Pediatric Coding Alert

READER QUESTIONS:

Check for Face-to-Face Before Discharge

Question: Sometimes our pediatricians tell a new mom she can take her baby home the next day provided the newborn continues to stool and feed normally, and to have normal vital signs. The patient is then discharged from the hospital the next day without the physician seeing the patient.

Our hospital compliance plan calls for using CMS guidelines across the board. Should I charge the discharge on the hospital discharge day or on the last day the physician saw the patient?

Illinois Subscriber

Answer: You should report 99238 (Hospital discharge day management; 30 minutes or less) or 99239 (... more than 30 minutes) on the day that the physician performed the last face-to-face service with the patient.

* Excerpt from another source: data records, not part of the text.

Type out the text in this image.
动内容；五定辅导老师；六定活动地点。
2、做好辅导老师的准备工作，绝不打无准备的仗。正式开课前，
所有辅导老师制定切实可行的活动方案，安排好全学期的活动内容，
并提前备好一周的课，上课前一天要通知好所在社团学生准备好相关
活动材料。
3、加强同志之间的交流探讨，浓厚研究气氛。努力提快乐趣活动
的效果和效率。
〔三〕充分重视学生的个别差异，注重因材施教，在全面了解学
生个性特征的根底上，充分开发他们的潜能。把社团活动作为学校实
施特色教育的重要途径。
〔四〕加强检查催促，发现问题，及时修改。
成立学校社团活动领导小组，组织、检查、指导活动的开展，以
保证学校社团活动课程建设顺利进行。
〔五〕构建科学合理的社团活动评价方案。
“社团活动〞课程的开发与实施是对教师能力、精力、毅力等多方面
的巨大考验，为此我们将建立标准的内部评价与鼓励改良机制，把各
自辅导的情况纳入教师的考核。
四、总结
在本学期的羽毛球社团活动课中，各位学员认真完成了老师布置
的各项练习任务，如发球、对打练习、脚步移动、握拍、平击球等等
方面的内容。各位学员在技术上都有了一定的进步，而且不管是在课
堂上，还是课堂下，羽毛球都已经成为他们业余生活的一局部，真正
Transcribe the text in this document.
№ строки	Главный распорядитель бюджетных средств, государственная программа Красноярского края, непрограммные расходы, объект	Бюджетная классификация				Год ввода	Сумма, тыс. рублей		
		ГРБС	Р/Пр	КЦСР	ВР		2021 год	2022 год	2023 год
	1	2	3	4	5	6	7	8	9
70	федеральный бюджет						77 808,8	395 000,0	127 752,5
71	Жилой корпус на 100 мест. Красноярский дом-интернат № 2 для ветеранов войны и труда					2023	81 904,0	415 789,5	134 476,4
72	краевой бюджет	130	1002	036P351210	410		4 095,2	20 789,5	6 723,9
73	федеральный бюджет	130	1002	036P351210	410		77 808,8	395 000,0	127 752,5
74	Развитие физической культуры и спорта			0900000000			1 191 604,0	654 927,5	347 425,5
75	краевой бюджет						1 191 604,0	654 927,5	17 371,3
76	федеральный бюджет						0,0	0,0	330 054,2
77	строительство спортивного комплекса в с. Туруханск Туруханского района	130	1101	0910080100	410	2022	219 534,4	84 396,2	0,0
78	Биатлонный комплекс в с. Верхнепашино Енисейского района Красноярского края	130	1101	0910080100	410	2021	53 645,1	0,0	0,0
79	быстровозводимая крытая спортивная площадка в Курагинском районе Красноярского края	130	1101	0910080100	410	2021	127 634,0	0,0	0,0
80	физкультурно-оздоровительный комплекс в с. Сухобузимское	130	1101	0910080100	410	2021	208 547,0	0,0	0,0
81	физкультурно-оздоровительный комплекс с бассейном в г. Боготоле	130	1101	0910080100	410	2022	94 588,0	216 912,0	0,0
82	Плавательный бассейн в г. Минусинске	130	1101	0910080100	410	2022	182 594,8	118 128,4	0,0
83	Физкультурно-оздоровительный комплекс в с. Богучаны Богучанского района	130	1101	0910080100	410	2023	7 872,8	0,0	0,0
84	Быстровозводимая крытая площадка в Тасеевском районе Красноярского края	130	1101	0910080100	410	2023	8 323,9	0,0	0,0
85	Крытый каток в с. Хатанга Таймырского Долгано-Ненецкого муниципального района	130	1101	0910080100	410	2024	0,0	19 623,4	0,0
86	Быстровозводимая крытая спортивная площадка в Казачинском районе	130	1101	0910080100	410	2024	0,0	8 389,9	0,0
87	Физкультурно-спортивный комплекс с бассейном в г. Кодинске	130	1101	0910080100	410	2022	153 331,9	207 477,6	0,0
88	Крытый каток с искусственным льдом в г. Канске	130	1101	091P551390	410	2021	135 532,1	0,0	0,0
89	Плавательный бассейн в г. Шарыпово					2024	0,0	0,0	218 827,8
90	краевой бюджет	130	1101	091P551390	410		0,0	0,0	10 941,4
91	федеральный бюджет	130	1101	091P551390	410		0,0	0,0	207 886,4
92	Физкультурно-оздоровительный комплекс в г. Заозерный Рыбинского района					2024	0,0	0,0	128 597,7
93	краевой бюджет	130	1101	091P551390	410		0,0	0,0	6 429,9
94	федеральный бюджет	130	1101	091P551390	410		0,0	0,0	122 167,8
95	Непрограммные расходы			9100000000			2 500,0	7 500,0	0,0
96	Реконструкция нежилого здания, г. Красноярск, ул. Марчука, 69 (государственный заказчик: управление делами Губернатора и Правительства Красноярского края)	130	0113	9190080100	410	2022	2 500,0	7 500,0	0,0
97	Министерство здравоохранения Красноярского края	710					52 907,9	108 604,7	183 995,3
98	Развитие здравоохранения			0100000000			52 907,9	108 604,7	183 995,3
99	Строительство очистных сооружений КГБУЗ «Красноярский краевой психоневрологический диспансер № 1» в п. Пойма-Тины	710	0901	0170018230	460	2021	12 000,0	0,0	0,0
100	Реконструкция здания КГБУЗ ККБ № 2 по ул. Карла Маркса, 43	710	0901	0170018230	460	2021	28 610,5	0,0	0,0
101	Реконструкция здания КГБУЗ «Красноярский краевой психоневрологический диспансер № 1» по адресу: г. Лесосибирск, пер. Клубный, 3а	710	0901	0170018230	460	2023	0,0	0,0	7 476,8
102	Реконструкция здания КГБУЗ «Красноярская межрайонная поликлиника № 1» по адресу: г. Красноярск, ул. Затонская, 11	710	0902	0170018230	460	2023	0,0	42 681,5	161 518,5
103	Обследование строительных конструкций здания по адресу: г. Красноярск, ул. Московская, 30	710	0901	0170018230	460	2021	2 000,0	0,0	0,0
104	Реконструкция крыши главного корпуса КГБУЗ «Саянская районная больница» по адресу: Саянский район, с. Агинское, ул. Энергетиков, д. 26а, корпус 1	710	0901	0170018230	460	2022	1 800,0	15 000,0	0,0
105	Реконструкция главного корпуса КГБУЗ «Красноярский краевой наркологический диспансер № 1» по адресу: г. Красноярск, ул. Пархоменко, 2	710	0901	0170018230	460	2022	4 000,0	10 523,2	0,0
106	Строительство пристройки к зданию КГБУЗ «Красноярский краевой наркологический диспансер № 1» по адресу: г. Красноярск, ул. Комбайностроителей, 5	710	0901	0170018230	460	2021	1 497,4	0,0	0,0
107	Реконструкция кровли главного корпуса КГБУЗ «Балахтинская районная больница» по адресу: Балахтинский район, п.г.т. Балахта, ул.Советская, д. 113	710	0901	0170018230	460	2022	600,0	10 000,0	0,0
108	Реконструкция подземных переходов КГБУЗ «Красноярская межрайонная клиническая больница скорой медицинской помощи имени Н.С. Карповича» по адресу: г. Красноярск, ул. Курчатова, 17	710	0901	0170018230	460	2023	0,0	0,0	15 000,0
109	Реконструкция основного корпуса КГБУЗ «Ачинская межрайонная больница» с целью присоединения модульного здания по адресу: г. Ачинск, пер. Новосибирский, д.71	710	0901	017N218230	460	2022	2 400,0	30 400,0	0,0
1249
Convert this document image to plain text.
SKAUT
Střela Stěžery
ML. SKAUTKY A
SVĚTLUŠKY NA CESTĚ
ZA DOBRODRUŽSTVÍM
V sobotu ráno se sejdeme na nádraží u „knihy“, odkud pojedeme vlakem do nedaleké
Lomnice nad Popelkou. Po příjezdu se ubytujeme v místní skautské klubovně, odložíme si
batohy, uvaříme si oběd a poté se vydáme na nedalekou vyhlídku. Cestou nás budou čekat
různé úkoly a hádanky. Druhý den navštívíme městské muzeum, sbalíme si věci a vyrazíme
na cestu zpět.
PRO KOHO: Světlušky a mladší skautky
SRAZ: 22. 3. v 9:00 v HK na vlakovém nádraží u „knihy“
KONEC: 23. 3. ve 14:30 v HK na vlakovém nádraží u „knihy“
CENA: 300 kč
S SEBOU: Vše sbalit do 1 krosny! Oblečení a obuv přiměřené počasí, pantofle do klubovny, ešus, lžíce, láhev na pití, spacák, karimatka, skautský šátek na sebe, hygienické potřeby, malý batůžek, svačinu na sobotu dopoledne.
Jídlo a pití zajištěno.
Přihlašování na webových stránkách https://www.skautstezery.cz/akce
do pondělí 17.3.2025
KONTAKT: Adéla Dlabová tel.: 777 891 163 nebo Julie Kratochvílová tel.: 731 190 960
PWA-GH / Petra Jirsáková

"Discharge day management is a face-to-face E/M service between the attending physician and the patient," according to the Medicare Claims Processing Manual Chapter 12, Section 30.6.9.2 (www.cms.hhs.gov/manuals/downloads/clm104c12.pdf). "The E/M discharge day management visit shall be reported for the date of the actual visit by the physician or qualified nonphysician practitioner even if the patient is discharged from the facility on a different calendar date."

Example: A pediatrician evaluates a two-day old normal newborn on rounds on Sunday. The physician gives the mother take-home instructions, completes discharge paperwork, and instructs the nursing staff to discharge the baby on Monday provided she has no health status changes.The hospital discharges the newborn on Monday.

In this case, you would code discharge day management with 99238 or 99239 when the physician provided the face-to-face E/M service on Sunday.The hospital would report facility discharge on Monday.